Macron is frequently on the phone with the founder of Puy du Fou, Philippe de Villiers, whose 29th book ranting against progressive ideas – Les Gaulois réfractaires demandent des comptes au Nouveau Monde or The rebellious Gauls are calling the New World to account – came out in the summer. It tells of de Villiers’ disillusionment with Macron. The future presidential couple had visited Puy du Fou while Macron was still a supposedly loyal minister under François Hollande. De Villiers has him saying he wanted to “block the way for Hollande to the Presidency”.
“Philippe, if I have come here,” he quoted the political trickster as telling him, “it is precisely to contradict, by the power of this symbol, so called ‘progressism’. That was also the reason why I went to the Festival of Joan of Arc at Orléans.” But, asks de Villiers, wiser now by three years experience of Macron in power, “by changing the needle and thread so quickly and so radically, how can he weave his Bayeux Tapestry?”

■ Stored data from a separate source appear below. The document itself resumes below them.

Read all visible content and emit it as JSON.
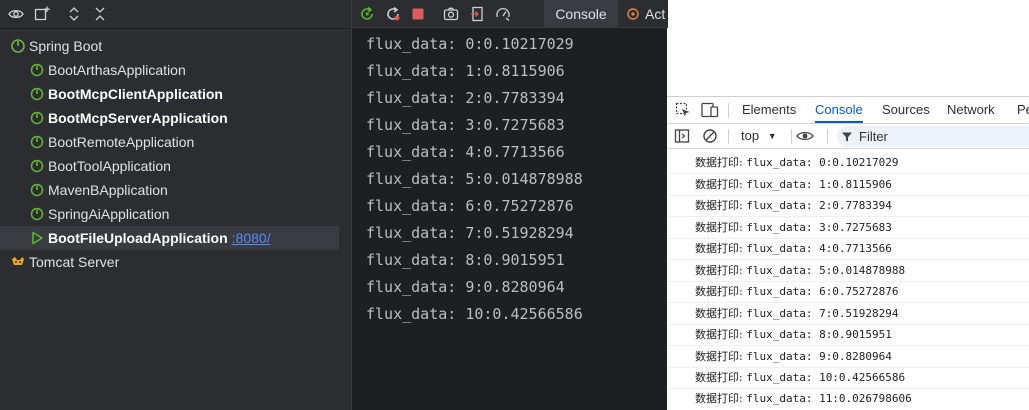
{
  "services": {
    "toolbar_icons": [
      "eye-icon",
      "add-service-icon",
      "expand-all-icon",
      "collapse-all-icon"
    ],
    "tree": [
      {
        "label": "Spring Boot",
        "type": "group",
        "icon": "spring-boot-icon"
      },
      {
        "label": "BootArthasApplication",
        "type": "app",
        "icon": "spring-app-icon",
        "bold": false
      },
      {
        "label": "BootMcpClientApplication",
        "type": "app",
        "icon": "spring-app-icon",
        "bold": true
      },
      {
        "label": "BootMcpServerApplication",
        "type": "app",
        "icon": "spring-app-icon",
        "bold": true
      },
      {
        "label": "BootRemoteApplication",
        "type": "app",
        "icon": "spring-app-icon",
        "bold": false
      },
      {
        "label": "BootToolApplication",
        "type": "app",
        "icon": "spring-app-icon",
        "bold": false
      },
      {
        "label": "MavenBApplication",
        "type": "app",
        "icon": "spring-app-icon",
        "bold": false
      },
      {
        "label": "SpringAiApplication",
        "type": "app",
        "icon": "spring-app-icon",
        "bold": false
      },
      {
        "label": "BootFileUploadApplication",
        "type": "app",
        "icon": "run-icon",
        "bold": true,
        "selected": true,
        "port": ":8080/"
      },
      {
        "label": "Tomcat Server",
        "type": "group",
        "icon": "tomcat-icon"
      }
    ]
  },
  "run_console": {
    "toolbar_icons": [
      "rerun-icon",
      "restart-icon",
      "stop-icon",
      "screenshot-icon",
      "exit-icon",
      "debug-icon"
    ],
    "tabs": [
      "Console",
      "Act"
    ],
    "active_tab": "Console",
    "lines": [
      "flux_data: 0:0.10217029",
      "flux_data: 1:0.8115906",
      "flux_data: 2:0.7783394",
      "flux_data: 3:0.7275683",
      "flux_data: 4:0.7713566",
      "flux_data: 5:0.014878988",
      "flux_data: 6:0.75272876",
      "flux_data: 7:0.51928294",
      "flux_data: 8:0.9015951",
      "flux_data: 9:0.8280964",
      "flux_data: 10:0.42566586"
    ]
  },
  "devtools": {
    "tabs": [
      "Elements",
      "Console",
      "Sources",
      "Network",
      "Pe"
    ],
    "active_tab": "Console",
    "context": "top",
    "filter_placeholder": "Filter",
    "log_prefix": "数据打印:",
    "logs": [
      "flux_data: 0:0.10217029",
      "flux_data: 1:0.8115906",
      "flux_data: 2:0.7783394",
      "flux_data: 3:0.7275683",
      "flux_data: 4:0.7713566",
      "flux_data: 5:0.014878988",
      "flux_data: 6:0.75272876",
      "flux_data: 7:0.51928294",
      "flux_data: 8:0.9015951",
      "flux_data: 9:0.8280964",
      "flux_data: 10:0.42566586",
      "flux_data: 11:0.026798606"
    ]
  }
}
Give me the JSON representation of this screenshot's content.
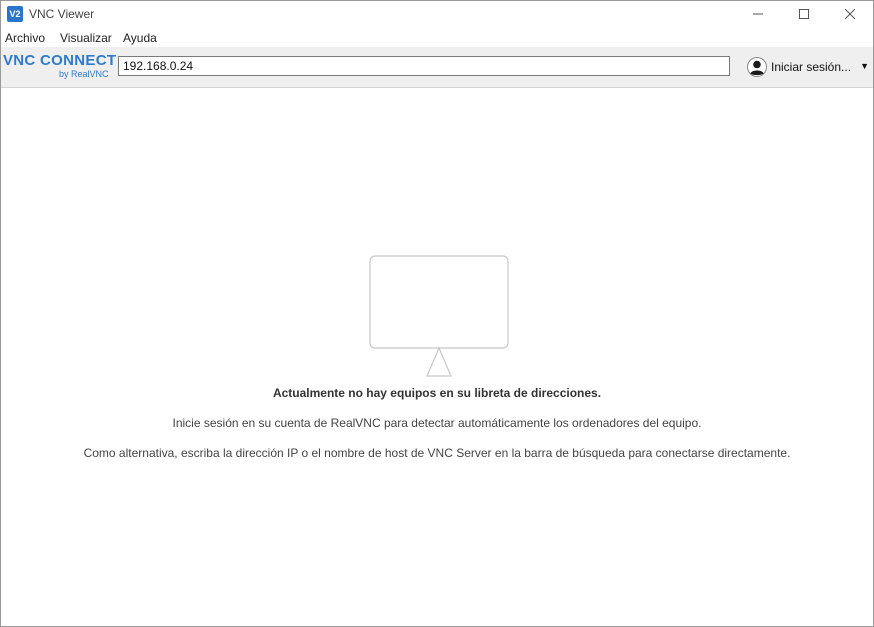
{
  "window": {
    "title": "VNC Viewer",
    "app_icon": "V2"
  },
  "menu": {
    "items": [
      "Archivo",
      "Visualizar",
      "Ayuda"
    ]
  },
  "toolbar": {
    "logo_main": "VNC CONNECT",
    "logo_sub": "by RealVNC",
    "address_value": "192.168.0.24",
    "signin_label": "Iniciar sesión..."
  },
  "content": {
    "title": "Actualmente no hay equipos en su libreta de direcciones.",
    "line1": "Inicie sesión en su cuenta de RealVNC para detectar automáticamente los ordenadores del equipo.",
    "line2": "Como alternativa, escriba la dirección IP o el nombre de host de VNC Server en la barra de búsqueda para conectarse directamente."
  },
  "colors": {
    "brand": "#2f7ad1",
    "toolbar_bg": "#efefef"
  },
  "icons": {
    "minimize": "minimize-icon",
    "maximize": "maximize-icon",
    "close": "close-icon",
    "user": "user-icon",
    "caret": "chevron-down-icon",
    "monitor": "monitor-icon"
  }
}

Les Gaulois réfractaires finishes with a solemn declaration. “We need to warm ourselves before the fire of ancient glories.”
Hastings perhaps for him, but not that other battle which, like Hastings, is one of the few events that I am prepared to see under the usually ridiculous heading “It changed history for ever”. In 1954, defeat at Dien Bien Phu marked the end of French colonialism in Indo-China.
Dien Bien Phu
Today, the lack of personal freedom and democracy in Vietnam, as well as being a totally unacceptable oppression, is a humiliating slight on the memory of an unequal contest that, for my generation, became the symbolic heritage for every struggle for liberation. But, analyse what the country has managed to do in the face of Covid-19. An outbreak in Danang at the end of July brought the first deaths of which there remain only a few dozen. Vietnam has a population of 95 million, half as large again as France or Britain. Throughout the epidemic, its economy has continued to function and grow.
This comparison ought to be humiliating for Macron and Johnson. The authorities in Vietnam did not set out to control or moderate the spread of the virus, but to reduce it to zero. What they do is shaped by that objective. What is done in France is shaped by a very different thought, one that led Macron to send an SMS to de Villiers on 25 May telling him he could open up his Puy du Fou early after France’s lockdown.
The trickster was still playing his games, while those who die from Covid-19 pay the price.